I’ve just finished reading Evelyn Lord, The Great Plague: a people’s history, Yale UP, 2014, 173 pp. and much enjoyed it – though ‘enjoyed’ feels the wrong word to use as I had to tone down my empathetic imagination to avoid getting too caught up in the experiences of families wiped out or torn apart by disease. The focus is on the single town of Cambridge and how its people were affected by an outbreak of plague best known for its impact on London and the descriptions by Pepys and Defoe.

I must admit I was sold on the book after reading the preface in which the author recounts approvingly how one of her students burst into tears after completing her dissertation “and on being asked what was the matter, she replied ‘They are all dead now,’ ‘they’ being her dissertation families. When her husband pointed out that they had been dead for hundreds of years, she replied ‘But they were alive to me.’”

Now that’s an approach to history I can identify with. I have that sort of relationship with any number of people from the fifteenth century!

Evelyn Lord brings us closer to the people of Cambridge by telling ‘the story through the sources, but invents “situations and dialogue and employs techniques reminiscent of docudrama.’” In practice such scenes are short and have a light touch and there’s a full supporting apparatus of footnotes so the result is far more ‘history’ than fiction.

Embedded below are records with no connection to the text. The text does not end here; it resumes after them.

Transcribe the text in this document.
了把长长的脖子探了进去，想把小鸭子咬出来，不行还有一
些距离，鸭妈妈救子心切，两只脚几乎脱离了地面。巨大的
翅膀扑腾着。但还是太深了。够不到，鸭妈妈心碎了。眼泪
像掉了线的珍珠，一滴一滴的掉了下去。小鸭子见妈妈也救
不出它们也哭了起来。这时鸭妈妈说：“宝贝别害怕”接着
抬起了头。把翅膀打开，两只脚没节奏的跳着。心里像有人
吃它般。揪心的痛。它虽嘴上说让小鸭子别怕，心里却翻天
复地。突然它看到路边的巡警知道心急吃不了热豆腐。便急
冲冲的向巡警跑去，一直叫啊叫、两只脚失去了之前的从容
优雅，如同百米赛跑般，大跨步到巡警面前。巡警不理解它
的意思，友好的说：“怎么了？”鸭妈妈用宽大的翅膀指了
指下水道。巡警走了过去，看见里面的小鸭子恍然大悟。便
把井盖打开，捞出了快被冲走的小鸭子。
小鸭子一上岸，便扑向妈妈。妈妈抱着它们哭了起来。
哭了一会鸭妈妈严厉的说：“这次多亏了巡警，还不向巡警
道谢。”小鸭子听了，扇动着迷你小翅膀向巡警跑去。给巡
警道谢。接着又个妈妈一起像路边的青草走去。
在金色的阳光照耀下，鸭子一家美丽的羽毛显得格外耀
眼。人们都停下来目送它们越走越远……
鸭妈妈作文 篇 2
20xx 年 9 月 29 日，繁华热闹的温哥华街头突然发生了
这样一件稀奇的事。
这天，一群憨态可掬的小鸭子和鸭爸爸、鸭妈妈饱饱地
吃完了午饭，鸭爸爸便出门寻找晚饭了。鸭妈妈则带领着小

For anyone who teaches ‘Medicine’ much of the general material will be familiar – ideas about the causes of plague, how the local authorities dealt with the sick and the dead – so it was the broader context of the plague outbreak I found most interesting. These included the impact of plague on employment, trade and local industry, the silence in the streets, the terrible sense of foreboding that must have arisen when plague returned in March 1666 when it appeared to have died out in December 65.

One of the successes of the book was to make me realise that I have no concept of what it must be like to live in a society grinding to a near halt because of the outbreak of disease, social life dislocated, food supplies dwindling, communications kept to a minimum. The only echoes I have are from a distant childhood memory of the polio outbreaks of the 1950s and the fear of being consigned to an ‘iron lung’. That fear is the nearest I can get to that 17th century experience of being boarded up in your home after the sickening members of your family had been taken off to the pest house.

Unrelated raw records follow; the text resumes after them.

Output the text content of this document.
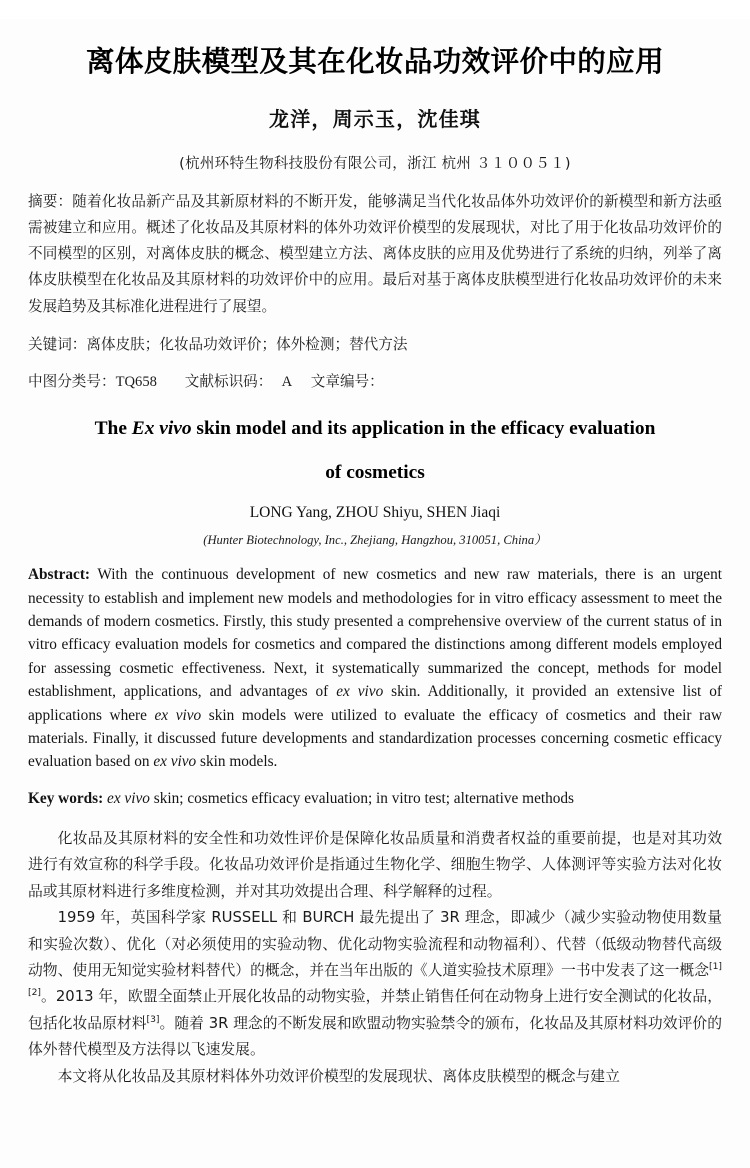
离体皮肤模型及其在化妆品功效评价中的应用
龙洋，周示玉，沈佳琪
(杭州环特生物科技股份有限公司，浙江 杭州 ３１００５１)
摘要：随着化妆品新产品及其新原材料的不断开发，能够满足当代化妆品体外功效评价的新模型和新方法亟需被建立和应用。概述了化妆品及其原材料的体外功效评价模型的发展现状，对比了用于化妆品功效评价的不同模型的区别，对离体皮肤的概念、模型建立方法、离体皮肤的应用及优势进行了系统的归纳，列举了离体皮肤模型在化妆品及其原材料的功效评价中的应用。最后对基于离体皮肤模型进行化妆品功效评价的未来发展趋势及其标准化进程进行了展望。
关键词：离体皮肤；化妆品功效评价；体外检测；替代方法
中图分类号：TQ658 文献标识码： A 文章编号：
The Ex vivo skin model and its application in the efficacy evaluation
of cosmetics
LONG Yang, ZHOU Shiyu, SHEN Jiaqi
(Hunter Biotechnology, Inc., Zhejiang, Hangzhou, 310051, China）
Abstract: With the continuous development of new cosmetics and new raw materials, there is an urgent necessity to establish and implement new models and methodologies for in vitro efficacy assessment to meet the demands of modern cosmetics. Firstly, this study presented a comprehensive overview of the current status of in vitro efficacy evaluation models for cosmetics and compared the distinctions among different models employed for assessing cosmetic effectiveness. Next, it systematically summarized the concept, methods for model establishment, applications, and advantages of ex vivo skin. Additionally, it provided an extensive list of applications where ex vivo skin models were utilized to evaluate the efficacy of cosmetics and their raw materials. Finally, it discussed future developments and standardization processes concerning cosmetic efficacy evaluation based on ex vivo skin models.
Key words: ex vivo skin; cosmetics efficacy evaluation; in vitro test; alternative methods

化妆品及其原材料的安全性和功效性评价是保障化妆品质量和消费者权益的重要前提，也是对其功效进行有效宣称的科学手段。化妆品功效评价是指通过生物化学、细胞生物学、人体测评等实验方法对化妆品或其原材料进行多维度检测，并对其功效提出合理、科学解释的过程。

1959 年，英国科学家 RUSSELL 和 BURCH 最先提出了 3R 理念，即减少（减少实验动物使用数量和实验次数）、优化（对必须使用的实验动物、优化动物实验流程和动物福利）、代替（低级动物替代高级动物、使用无知觉实验材料替代）的概念，并在当年出版的《人道实验技术原理》一书中发表了这一概念[1][2]。2013 年，欧盟全面禁止开展化妆品的动物实验，并禁止销售任何在动物身上进行安全测试的化妆品，包括化妆品原材料[3]。随着 3R 理念的不断发展和欧盟动物实验禁令的颁布，化妆品及其原材料功效评价的体外替代模型及方法得以飞速发展。

本文将从化妆品及其原材料体外功效评价模型的发展现状、离体皮肤模型的概念与建立
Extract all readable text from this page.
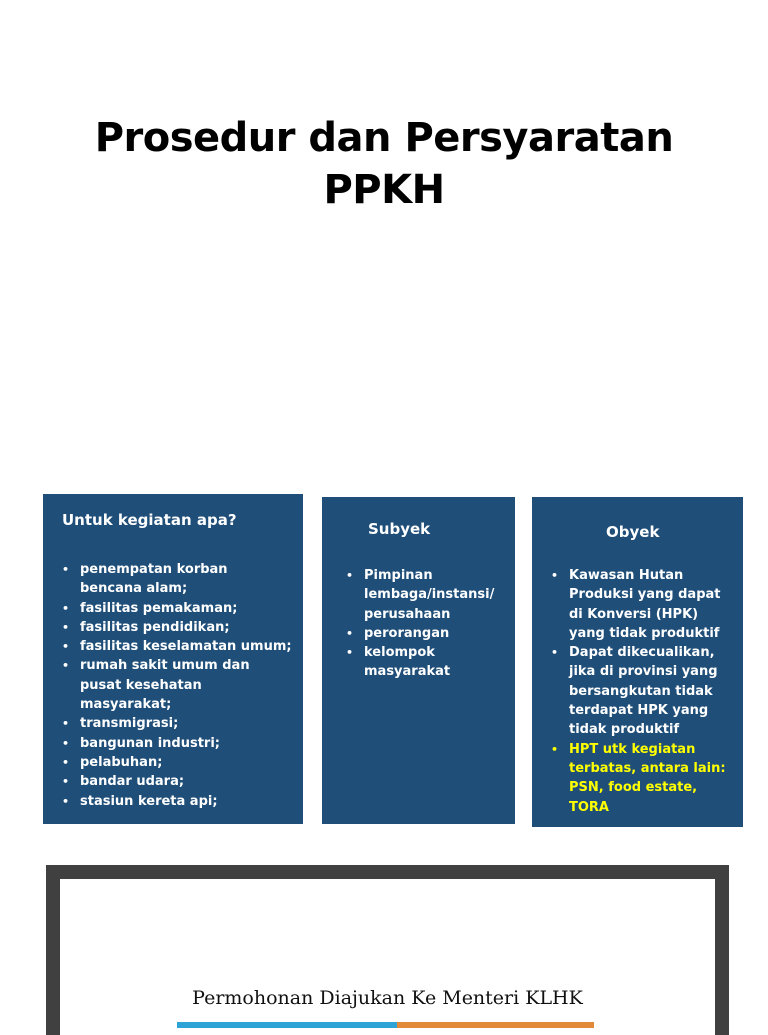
Prosedur dan Persyaratan
PPKH
Untuk kegiatan apa?
• penempatan korban
bencana alam;
• fasilitas pemakaman;
• fasilitas pendidikan;
• fasilitas keselamatan umum;
• rumah sakit umum dan
pusat kesehatan
masyarakat;
• transmigrasi;
• bangunan industri;
• pelabuhan;
• bandar udara;
• stasiun kereta api;
Subyek
• Pimpinan
lembaga/instansi/
perusahaan
• perorangan
• kelompok
masyarakat
Obyek
• Kawasan Hutan
Produksi yang dapat
di Konversi (HPK)
yang tidak produktif
• Dapat dikecualikan,
jika di provinsi yang
bersangkutan tidak
terdapat HPK yang
tidak produktif
• HPT utk kegiatan
terbatas, antara lain:
PSN, food estate,
TORA
Permohonan Diajukan Ke Menteri KLHK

No wonder people were generous when appealed to for help. In 1630-31 a letter was read out in churches all over England seeking collections for the poor of Cambridge who were suffering a severe outbreak of plague. £20 was collected in Leicester £57 St. Neots and £100 in Essex – £2739 overall, perhaps over £200,000 today. Maybe that generosity is a point of contact between generations nearly 400 years apart though it has to be set against the eternal tendency to blame foreigners and the poor for problems such as the spread of plague. In the 1660s The Newes wrote ‘the plague is in the sluttish parts of the parish where the poor are crowded together, and the multitude infect one another’. The author’s evidence shows that the families of tradesmen and craftsmen also died in large numbers but when did evidence ever stop newspapers following their prejudices?

So if you teach GCSE ‘Medicine’ this book provides a compelling case-study and exemplars but it’s also a straightforwardly good and interesting history book – worth reading whatever you teach.